Für die Länge der Gesamtstrafen von Zschäpe oder Wohlleben dürften diese beiden Punkte kaum ins Gewicht fallen. Wohlleben ist diesbezüglich nicht angeklagt, da er »nur« die Beschaffung der Tatwaffe für neun andere Morde organisiert haben soll – und für eine frühzeitige Haftentlassung von Zschäpe nach 20 oder mehr Jahren wäre es kaum entscheidend, ob sie zehn- oder achtmal lebenslänglich bekommt. Es ist nicht auszuschließen, daß der Senat zum Beispiel beim Mordversuch an Mashia M. von einer Verurteilung absieht – Zschäpes Verteidiger brachten das »Stichwort Trittbrettfahrer« ins Spiel, um zu erklären, warum der Anschlag im 2011 verschickten NSU-Bekennervideo auftaucht.
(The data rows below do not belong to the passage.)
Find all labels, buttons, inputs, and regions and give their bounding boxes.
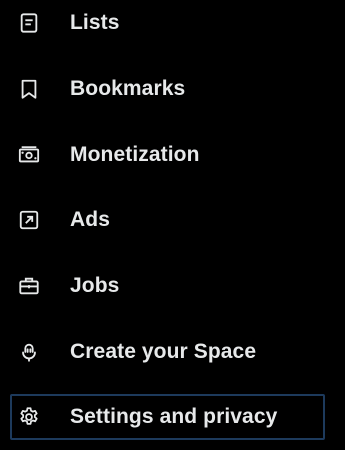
bookmark-icon bbox=[18, 78, 40, 100]
menu-item-create-space[interactable]: Create your Space bbox=[10, 329, 325, 375]
dropdown-menu: Lists Bookmarks Monetization Ads Jobs Cr… bbox=[0, 0, 345, 450]
menu-item-label: Create your Space bbox=[70, 340, 257, 363]
menu-item-label: Ads bbox=[70, 208, 110, 231]
menu-item-label: Monetization bbox=[70, 143, 200, 166]
menu-item-jobs[interactable]: Jobs bbox=[10, 263, 325, 309]
briefcase-icon bbox=[18, 275, 40, 297]
money-icon bbox=[18, 144, 40, 166]
menu-item-bookmarks[interactable]: Bookmarks bbox=[10, 66, 325, 112]
menu-item-lists[interactable]: Lists bbox=[10, 0, 325, 46]
menu-item-ads[interactable]: Ads bbox=[10, 197, 325, 243]
microphone-icon bbox=[18, 341, 40, 363]
menu-item-label: Bookmarks bbox=[70, 77, 186, 100]
ads-icon bbox=[18, 209, 40, 231]
menu-item-label: Jobs bbox=[70, 274, 120, 297]
list-icon bbox=[18, 12, 40, 34]
gear-icon bbox=[18, 406, 40, 428]
menu-item-label: Lists bbox=[70, 11, 120, 34]
menu-item-label: Settings and privacy bbox=[70, 405, 278, 428]
menu-item-settings-privacy[interactable]: Settings and privacy bbox=[10, 394, 325, 440]
menu-item-monetization[interactable]: Monetization bbox=[10, 132, 325, 178]
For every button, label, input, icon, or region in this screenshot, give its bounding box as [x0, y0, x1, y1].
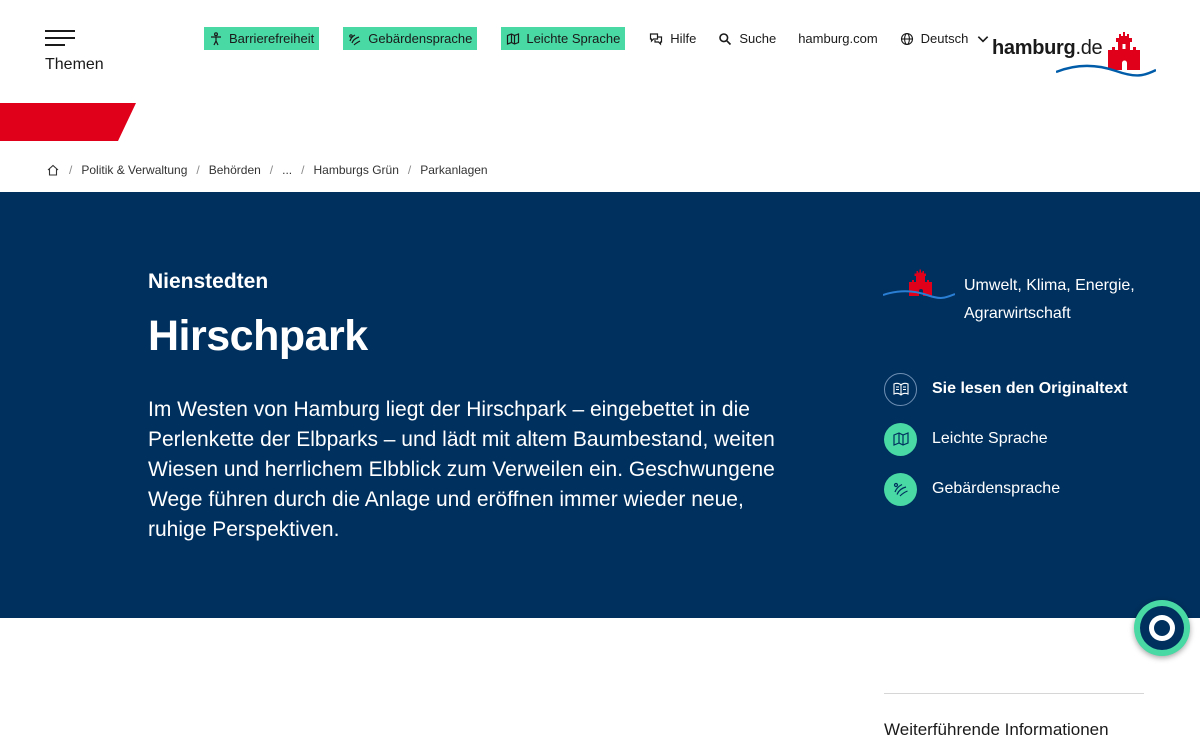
original-text-label: Sie lesen den Originaltext [932, 380, 1128, 397]
logo-wave-icon [1056, 64, 1156, 77]
breadcrumb-separator: / [407, 163, 412, 177]
themen-menu-button[interactable]: Themen [45, 28, 125, 78]
suche-link[interactable]: Suche [718, 31, 776, 46]
breadcrumb-separator: / [69, 163, 73, 177]
hilfe-link[interactable]: Hilfe [649, 31, 696, 46]
accessibility-icon [211, 31, 221, 45]
service-navigation: Barrierefreiheit Gebärdensprache Leichte… [204, 27, 1019, 50]
hamburger-menu-icon [45, 28, 75, 48]
hamburg-castle-wave-icon [883, 269, 955, 299]
easy-language-option[interactable]: Leichte Sprache [884, 422, 1174, 456]
authority-link[interactable]: Umwelt, Klima, Energie, Agrarwirtschaft [883, 264, 1173, 334]
globe-icon [900, 32, 913, 45]
easy-language-icon [892, 432, 909, 446]
brand-red-band [0, 103, 136, 141]
site-header: Themen Barrierefreiheit Gebärdensprache … [0, 0, 1200, 150]
hamburg-de-logo[interactable]: hamburg.de [992, 30, 1158, 78]
breadcrumb-ellipsis[interactable]: ... [282, 163, 292, 177]
breadcrumb-politik-verwaltung[interactable]: Politik & Verwaltung [81, 163, 187, 177]
language-label: Deutsch [920, 31, 969, 46]
gebaerdensprache-link[interactable]: Gebärdensprache [343, 27, 478, 50]
sidebar-divider [884, 693, 1144, 694]
help-chat-icon [650, 32, 663, 45]
page-title: Hirschpark [148, 312, 368, 360]
read-aloud-button[interactable] [1134, 600, 1190, 656]
leichte-sprache-link[interactable]: Leichte Sprache [501, 27, 626, 50]
easy-language-label: Leichte Sprache [932, 430, 1048, 447]
eye-icon [1140, 606, 1184, 650]
hamburg-com-label: hamburg.com [798, 31, 878, 46]
breadcrumb-separator: / [196, 163, 200, 177]
sign-language-icon [349, 33, 361, 45]
hero-lead-text: Im Westen von Hamburg liegt der Hirschpa… [148, 398, 775, 541]
hilfe-label: Hilfe [670, 31, 697, 46]
suche-label: Suche [739, 31, 777, 46]
easy-language-icon-wrap [884, 422, 917, 456]
leichte-sprache-label: Leichte Sprache [526, 31, 621, 46]
hamburg-com-link[interactable]: hamburg.com [798, 31, 877, 46]
hero-kicker: Nienstedten [148, 270, 269, 293]
authority-name: Umwelt, Klima, Energie, Agrarwirtschaft [964, 277, 1135, 322]
gebaerdensprache-label: Gebärdensprache [368, 31, 473, 46]
breadcrumb-separator: / [269, 163, 274, 177]
original-text-option[interactable]: Sie lesen den Originaltext [884, 372, 1174, 406]
book-icon [892, 382, 909, 396]
sign-language-icon-wrap [884, 472, 917, 506]
breadcrumb: / Politik & Verwaltung / Behörden / ... … [46, 160, 488, 180]
sign-language-label: Gebärdensprache [932, 480, 1061, 497]
eye-icon-white [1149, 615, 1175, 641]
sign-language-icon [893, 482, 908, 497]
language-version-list: Sie lesen den Originaltext Leichte Sprac… [884, 372, 1174, 522]
breadcrumb-current: Parkanlagen [420, 163, 488, 177]
barrierefreiheit-link[interactable]: Barrierefreiheit [204, 27, 320, 50]
logo-wordmark: hamburg.de [992, 37, 1103, 59]
search-icon [719, 32, 732, 45]
easy-language-icon [507, 32, 520, 45]
themen-menu-label: Themen [45, 56, 104, 73]
eye-icon-pupil [1154, 620, 1170, 636]
book-icon-wrap [884, 372, 917, 406]
barrierefreiheit-label: Barrierefreiheit [229, 31, 315, 46]
breadcrumb-separator: / [301, 163, 305, 177]
sign-language-option[interactable]: Gebärdensprache [884, 472, 1174, 506]
breadcrumb-hamburgs-gruen[interactable]: Hamburgs Grün [314, 163, 399, 177]
breadcrumb-behoerden[interactable]: Behörden [209, 163, 261, 177]
chevron-down-icon [978, 35, 989, 42]
language-select[interactable]: Deutsch [900, 31, 998, 46]
further-info-heading: Weiterführende Informationen [884, 720, 1109, 739]
hero-section: Nienstedten Hirschpark Im Westen von Ham… [0, 192, 1200, 618]
home-icon[interactable] [46, 163, 60, 177]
Nichts deutet aber seit der abgelehnten Haftbeschwerde von Wohlleben darauf hin, daß das Münchner Gericht das Gesamtkonstrukt der Anklage in Frage stellt, nur weil es womöglich unbekannte Mittäter gibt. Strenggenommen müßte es das, da Zschäpes Stellung gegenüber anderen NSU-Mitgliedern für die Abgrenzung zwischen Beihilfe und Mittäterschaft entscheidend ist: Gleichberechtigt mit Mundlos und Böhnhardt soll Zschäpe Morde und Anschläge geplant haben, ohne selbst mit zu den Tatorten zu reisen. Zeugenaussagen über ihr selbstbewußtes Auftreten und ihre Funktion als Kassenwart bei Urlaubsreisen mit den »beiden Uwes« belasten sie.

Wenn am 4. September die Sommerpause endet, springt die Verhandlung wieder zur Vor- und Frühgeschichte des NSU. Mitte des Monats sollen Schweizer Polizisten zur Beschaffungskette der Ceska-Pistole aussagen – sowie ein Beamter des Polizeipräsidiums Mittelfranken zu den damit begangenen Morden an Enver Simsek und Abdurrahim Özüdogru. Ende September sind zwei Verhandlungstage für den früheren Thüringer V-Mann und Neonazi Tino Brandt reserviert. Irgendwann im Herbst soll die Beweisaufnahme zum Nagelbombenanschlag auf die Kölner Keupstraße mit 22 Verletzten im Jahr 2004 beginnen. Auf dem Überwachungsvideo, das die beiden Bombenleger zeigt, sind auch Personen zu sehen, die sich wie Observationskräfte verhalten. Auf den früheren hessischen Verfassungsschützer Andreas Temme, der beim NSU-Mord an Halit Yozgat 2006 in Kassel am Tatort war, wartet derweil der Untersuchungsausschuß des hessischen Landtags.